Some growers prefer sowing where the plants are to mature. The two main advantages are that the expense of transplanting is avoided and there is no checking of growth, which is incidental to this operation. On the other hand, several disadvantages are to be considered. It is more expensive to combat insects when the plants are scattered than when confined to a small area. The expense of tillage is increased, and the cost of thinning must be taken into account. If the soil is heavy, it will become compact before the roots have made any considerable growth. This may result in reduced yields. In light, friable loams the system may be used with "entire success, especially when the cost of labor is high and where transplanting machines are not available. Sowing is done most economically in this system by machines which drop and cover about half a dozen seeds at the required distances. Half a pound of seed is ample for an acre. The rows should be checked to facilitate thorough tillage. Sowing may be a week later than when transplanting is resorted to. When the plants are three or four weeks old they should be thinned, leaving the strongest at each place.
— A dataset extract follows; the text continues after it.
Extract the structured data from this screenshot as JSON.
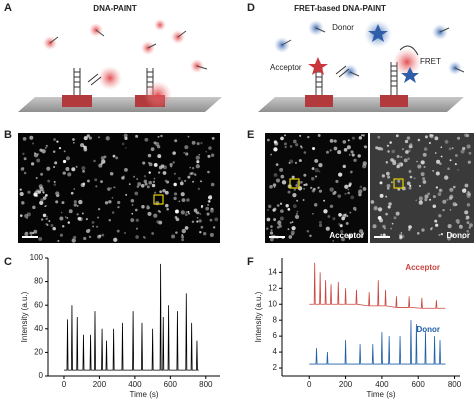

For early cabbage, fall plowing is generally desirable; heavy sods especially must be plowed down in the fall for best results. The vegetable matter will then be partly decayed by spring and of more immediate value to the crop; the soil will be filled with moisture, which should be conserved by harrowing as soon as the ground is dry enough. This tillage operation should be repeated as often as may be necessary to put the land in proper condition for planting and to retain plenty of moisture to make transplanting successful.
The most important factor in preparing soil for late cabbage is the question of moisture. Many failures are due to the late plowing of sods, followed by dry weather, which sometimes continues long after the proper time for transplanting. The only safe practice is to plow rather early in the spring, working down the land, as explained for the early crop.